Many employers are anxious about employing someone with a significant disability but there’s nothing special about it. Once they’ve tried it out they often become very committed to helping people overcome traditional recruitment and selection barriers. We know that traditional recruitment techniques can be overly rigid and formal interviews seldom result in offers of employment. Employers are increasingly recognising the value of “working interviews” which allow individuals to demonstrate their skills in the workplace and allow the employer to gather the sort of evidence that a formal interview seeks to capture.

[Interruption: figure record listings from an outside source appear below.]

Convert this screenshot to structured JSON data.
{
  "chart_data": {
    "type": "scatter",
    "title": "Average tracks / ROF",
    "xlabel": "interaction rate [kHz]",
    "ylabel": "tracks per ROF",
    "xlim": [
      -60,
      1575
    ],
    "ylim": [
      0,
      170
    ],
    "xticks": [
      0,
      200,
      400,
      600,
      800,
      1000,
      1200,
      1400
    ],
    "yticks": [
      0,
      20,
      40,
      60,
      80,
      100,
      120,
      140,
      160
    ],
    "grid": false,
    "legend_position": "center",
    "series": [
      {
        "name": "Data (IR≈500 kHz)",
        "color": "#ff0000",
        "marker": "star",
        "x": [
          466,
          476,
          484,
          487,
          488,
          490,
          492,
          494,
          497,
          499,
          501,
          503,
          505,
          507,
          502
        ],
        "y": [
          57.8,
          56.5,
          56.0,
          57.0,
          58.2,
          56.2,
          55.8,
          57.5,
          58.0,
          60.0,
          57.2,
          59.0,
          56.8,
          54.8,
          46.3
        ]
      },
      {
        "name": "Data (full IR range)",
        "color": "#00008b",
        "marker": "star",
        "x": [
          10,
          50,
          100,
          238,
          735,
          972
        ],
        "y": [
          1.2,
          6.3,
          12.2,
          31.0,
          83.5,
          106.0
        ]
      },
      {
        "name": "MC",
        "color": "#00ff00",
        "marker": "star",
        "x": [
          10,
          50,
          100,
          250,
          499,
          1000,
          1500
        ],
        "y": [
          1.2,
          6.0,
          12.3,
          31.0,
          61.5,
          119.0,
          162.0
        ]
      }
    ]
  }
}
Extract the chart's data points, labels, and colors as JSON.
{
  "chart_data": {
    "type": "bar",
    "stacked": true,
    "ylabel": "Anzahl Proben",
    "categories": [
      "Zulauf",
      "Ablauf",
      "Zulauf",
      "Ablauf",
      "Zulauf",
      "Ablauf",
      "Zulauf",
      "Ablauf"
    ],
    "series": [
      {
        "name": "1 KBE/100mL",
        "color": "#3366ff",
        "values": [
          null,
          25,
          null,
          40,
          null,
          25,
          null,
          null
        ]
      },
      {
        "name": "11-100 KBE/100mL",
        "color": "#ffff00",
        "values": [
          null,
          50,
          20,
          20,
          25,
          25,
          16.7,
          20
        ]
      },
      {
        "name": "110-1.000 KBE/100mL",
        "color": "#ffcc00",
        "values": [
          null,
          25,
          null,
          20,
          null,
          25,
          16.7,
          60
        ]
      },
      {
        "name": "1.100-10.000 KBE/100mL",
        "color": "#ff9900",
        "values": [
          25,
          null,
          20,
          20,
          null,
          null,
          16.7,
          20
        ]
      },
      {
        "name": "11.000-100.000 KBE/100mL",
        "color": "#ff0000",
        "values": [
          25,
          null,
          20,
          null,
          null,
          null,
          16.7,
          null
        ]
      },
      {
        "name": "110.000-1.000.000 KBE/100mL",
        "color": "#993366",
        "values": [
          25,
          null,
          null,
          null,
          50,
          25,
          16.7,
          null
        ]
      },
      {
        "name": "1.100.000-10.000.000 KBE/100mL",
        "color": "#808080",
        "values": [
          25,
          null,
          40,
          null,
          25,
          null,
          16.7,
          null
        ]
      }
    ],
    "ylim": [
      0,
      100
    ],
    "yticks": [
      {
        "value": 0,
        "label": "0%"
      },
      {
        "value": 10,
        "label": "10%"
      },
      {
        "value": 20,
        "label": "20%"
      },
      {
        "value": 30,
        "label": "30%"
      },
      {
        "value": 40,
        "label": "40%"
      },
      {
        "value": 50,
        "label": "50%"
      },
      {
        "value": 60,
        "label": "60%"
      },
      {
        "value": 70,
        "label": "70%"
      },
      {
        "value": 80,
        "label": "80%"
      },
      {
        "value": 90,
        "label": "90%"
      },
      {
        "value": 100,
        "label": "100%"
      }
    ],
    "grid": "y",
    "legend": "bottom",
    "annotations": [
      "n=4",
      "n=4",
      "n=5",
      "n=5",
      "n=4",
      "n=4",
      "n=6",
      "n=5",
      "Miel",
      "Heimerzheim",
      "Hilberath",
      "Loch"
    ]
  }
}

Generally, our aim is to secure ’employment and training’ rather than ‘training then employment’. This means that a participant gets a job from the beginning. We know that most people learn skills better in situ rather than in artificial environments. By doing this we overcome the “job readiness” obstruction where people can get stuck in permanent training. It also increases people’s motivation significantly because they see from the beginning that they are employed.

Job Matching:

A job analysis is usually undertaken to checks out any assumptions made in the job description. Although it is common practice for employers to set out the basics of a job for new recruits, it is not common for a detailed analysis of the job and environment to be available. Support services look at all aspects of the job and the workplace, including health and safety, to make sure they have identified the right job for the right candidate.

They can determine whether extra assistance or alterations to working practice or the environment are needed. This helps to produce a better job match. The job analysis might point towards ways of carving together parts of job descriptions that suit the workers’ talents, or creating new job descriptions that suit the worker and are cost effective for the employer. Most adjustments are reasonable and inexpensive.

In-work Support:

It is important to offer appropriate levels of support and encourage the involvement of the employer and co-workers. Supported Employment services can support the person’s induction and provide on-site training support where needed. They may also offer support outside of the workplace if needed. Individual development plans are usually used to plan and monitor the employee’s learning.

Goals should include actions to encourage the social inclusion of the person within the workplace. As with all recruitment, not all workers will reach the productivity, quality and social standards set by the employer. When all learning strategies have been exhausted and the data shows no further improvement, discussions may be needed to seek a more suitable job match.

Career development:

Not many people stay in the same job for the whole of their working lives and people with disabilities are no different in having to adapt to changing labour markets and wanting to improve their working lives. Supported employment should encourage the career development of individuals by promoting training opportunities and seeking options for increased responsibility.